I was just setting out on a morning power walk, descending the first of 2 long staircases. When I arrived at the bottom I turned a corner and there she was, the Queen Mary 2, a formidable presence anchored in the harbour.
I have fond memories of the QM2 and they came flooding back when I saw her. Ages ago when we were all young and had no wrinkles, Uncle Jim and I took the Maiden Voyage from Southampton to Ft. Lauderdale. Please walk down the gang plank and into the Auntie Time machine......
On January 12th, 2004, along with about 2,600 other lucky passengers, we boarded the shiny new QM2. We were sizzling with excitement and anticipation. After we had unpacked, we joined everyone on the upper deck to watch the fireworks, drink Champagne and enjoy being part of an historic moment. After an hour or so, the thunderous steam-powered ship's horn sounded, we threw some confetti around and off we sailed into the night for our 14-day adventure.
We had a great time on board. We drank cocktails with our fellow ship mates and new found friends, dined lavishly, and spent quality time at the spa (me) or in the largest library at sea (Uncle Jim). There was never a lack of things to do. We could chose between a theatre, cinema, planetarium, casino, pub, gym, shopping arcade, champagne bar, wine bar, nightclub, book shop, art gallery and an outdoor pool. Even the dogs and cats had fun: the QM2 has room for 12.
Evenings in the Queen's Grill dining room were glamorous: gowns and tuxedos were mandatory and everyone wore beautiful jewelery and smelled nice. After dinner there was dancing into the wee hours in the ballroom and performances in the theatre. Dame Shirley Bassey was one of the entertainers. I couldn't help thinking through a champagne-fuelled haze that this was what it must have felt like to be on the Titanic's maiden voyage before it sank.
I loved the way everyone welcomed us at the many ports of call. Arriving in Funchal, Portugal before the sun was up we were greeted by what appeared to be fireflies everywhere but were in fact camera flashes set off by the thousands of people who turned out in the dark to greet us and take pictures of the ship.
The QM2 is a sturdy and robust ocean liner, much more so than a cruise ship. It's built with a massive and deep hull, able to withstand rough seas during perilous transatlantic crossings. And a good thing too. Mere days into our voyage we encountered massive swells that sent everyone to the ship's doctor for seasick shots. As a precautionary measure, centrepieces and glassware were removed from the tables in the dining rooms, cupboards were secured, sick bags were hung on strategically placed hooks throughout the ship and restaurants were on limited service. If we had been on a cruise ship we would have been much worse off or capsized. As for me, I was on a treadmill in the the gym enjoying the ride.

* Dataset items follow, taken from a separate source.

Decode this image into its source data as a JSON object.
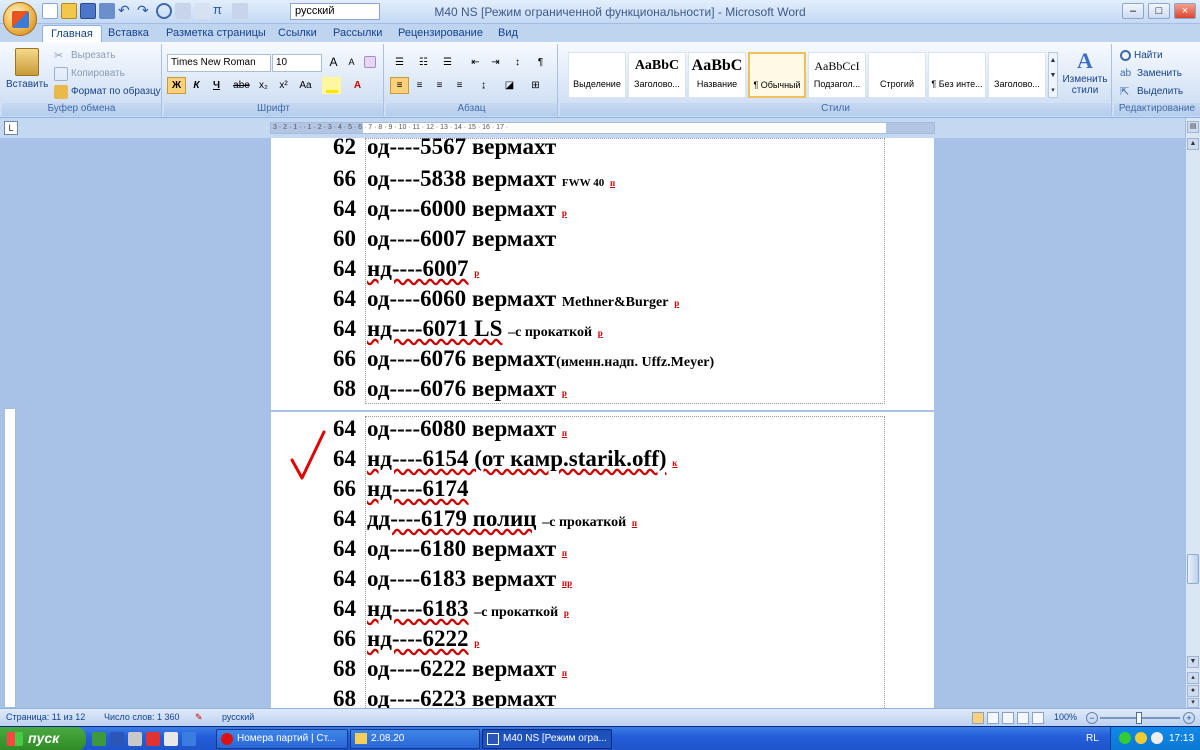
{
  "window": {
    "title": "M40 NS [Режим ограниченной функциональности] - Microsoft Word",
    "font_combo_value": "русский",
    "controls": [
      "–",
      "□",
      "×"
    ]
  },
  "tabs": [
    "Главная",
    "Вставка",
    "Разметка страницы",
    "Ссылки",
    "Рассылки",
    "Рецензирование",
    "Вид"
  ],
  "ribbon": {
    "clipboard": {
      "label": "Буфер обмена",
      "paste": "Вставить",
      "cut": "Вырезать",
      "copy": "Копировать",
      "format_painter": "Формат по образцу"
    },
    "font": {
      "label": "Шрифт",
      "name": "Times New Roman",
      "size": "10",
      "bold": "Ж",
      "italic": "К",
      "underline": "Ч",
      "strike": "abe",
      "subscript": "x₂",
      "superscript": "x²",
      "case": "Aa",
      "grow": "A",
      "shrink": "A"
    },
    "paragraph": {
      "label": "Абзац"
    },
    "styles": {
      "label": "Стили",
      "items": [
        {
          "sample": "",
          "name": "Выделение"
        },
        {
          "sample": "AaBbC",
          "name": "Заголово..."
        },
        {
          "sample": "AaBbC",
          "name": "Название"
        },
        {
          "sample": "",
          "name": "¶ Обычный"
        },
        {
          "sample": "AaBbCcI",
          "name": "Подзагол..."
        },
        {
          "sample": "",
          "name": "Строгий"
        },
        {
          "sample": "",
          "name": "¶ Без инте..."
        },
        {
          "sample": "",
          "name": "Заголово..."
        }
      ],
      "change_styles_line1": "Изменить",
      "change_styles_line2": "стили"
    },
    "editing": {
      "label": "Редактирование",
      "find": "Найти",
      "replace": "Заменить",
      "select": "Выделить"
    }
  },
  "ruler": {
    "text": "3 · 2 · 1 ·   · 1 · 2 · 3 · 4 · 5 · 6 · 7 · 8 · 9 · 10 · 11 · 12 · 13 · 14 · 15 · 16 · 17 ·",
    "toggle": "L"
  },
  "document": {
    "page1_lines": [
      {
        "num": "62",
        "body": "од----5567 вермахт",
        "extra": "",
        "mark": ""
      },
      {
        "num": "66",
        "body": "од----5838 вермахт",
        "extra": "FWW 40",
        "mark": "п"
      },
      {
        "num": "64",
        "body": "од----6000 вермахт",
        "extra": "",
        "mark": "р"
      },
      {
        "num": "60",
        "body": "од----6007 вермахт",
        "extra": "",
        "mark": ""
      },
      {
        "num": "64",
        "body": "нд----6007",
        "extra": "",
        "mark": "р"
      },
      {
        "num": "64",
        "body": "од----6060 вермахт",
        "extra": "Methner&Burger",
        "mark": "р"
      },
      {
        "num": "64",
        "body": "нд----6071 LS",
        "extra": "–с прокаткой",
        "mark": "р"
      },
      {
        "num": "66",
        "body": "од----6076 вермахт",
        "extra": "(именн.надп. Uffz.Meyer)",
        "mark": ""
      },
      {
        "num": "68",
        "body": "од----6076 вермахт",
        "extra": "",
        "mark": "р"
      }
    ],
    "page2_lines": [
      {
        "num": "64",
        "body": "од----6080 вермахт",
        "extra": "",
        "mark": "п"
      },
      {
        "num": "64",
        "body": "нд----6154 (от камр.starik.off)",
        "extra": "",
        "mark": "к"
      },
      {
        "num": "66",
        "body": "нд----6174",
        "extra": "",
        "mark": ""
      },
      {
        "num": "64",
        "body": "дд----6179 полиц",
        "extra": "–с прокаткой",
        "mark": "п"
      },
      {
        "num": "64",
        "body": "од----6180 вермахт",
        "extra": "",
        "mark": "п"
      },
      {
        "num": "64",
        "body": "од----6183 вермахт",
        "extra": "",
        "mark": "пр"
      },
      {
        "num": "64",
        "body": "нд----6183",
        "extra": "–с прокаткой",
        "mark": "р"
      },
      {
        "num": "66",
        "body": "нд----6222",
        "extra": "",
        "mark": "р"
      },
      {
        "num": "68",
        "body": "од----6222 вермахт",
        "extra": "",
        "mark": "п"
      },
      {
        "num": "68",
        "body": "од----6223 вермахт",
        "extra": "",
        "mark": ""
      }
    ]
  },
  "status": {
    "page": "Страница: 11 из 12",
    "words": "Число слов: 1 360",
    "language": "русский",
    "zoom": "100%"
  },
  "taskbar": {
    "start": "пуск",
    "items": [
      "Номера партий | Ст...",
      "2.08.20",
      "M40 NS [Режим огра..."
    ],
    "lang": "RL",
    "time": "17:13"
  },
  "colors": {
    "ribbon_bg": "#dbe7f7",
    "doc_bg": "#a8c1e6",
    "taskbar": "#245edb",
    "check_mark": "#e00000"
  }
}
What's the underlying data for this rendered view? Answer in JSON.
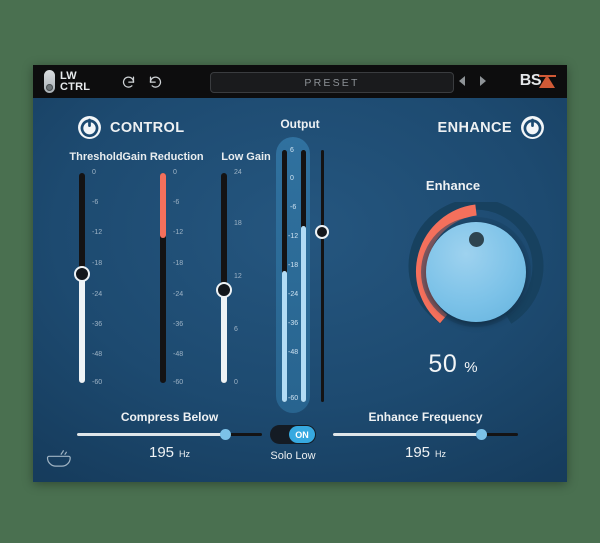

Just like Queen Mary's full name, the QM2 was too big to moor at Monaco's Digue, a man-made dock where most cruise ships rest when they stay in Monaco. Throughout the day, little boats that popped out of the hull tendered passengers from ship to shore and back again.
Well, a lot of time has passed since we were on the Maiden Voyage of the QM2. I searched my computer's photo directory for some snaps to share with you but alas, it was before digital photography and cell phone cameras were popular so just like everyone else did in the stone age, our photos were safely pasted into an album that we bought on board with "QM2" stamped in gold on the cover.
Maybe some day we will jump on board the QM2 for another adventure but I'd better pack my bags soon: a Hong Kong fortune teller once told me not to go near deep water when I'm 55.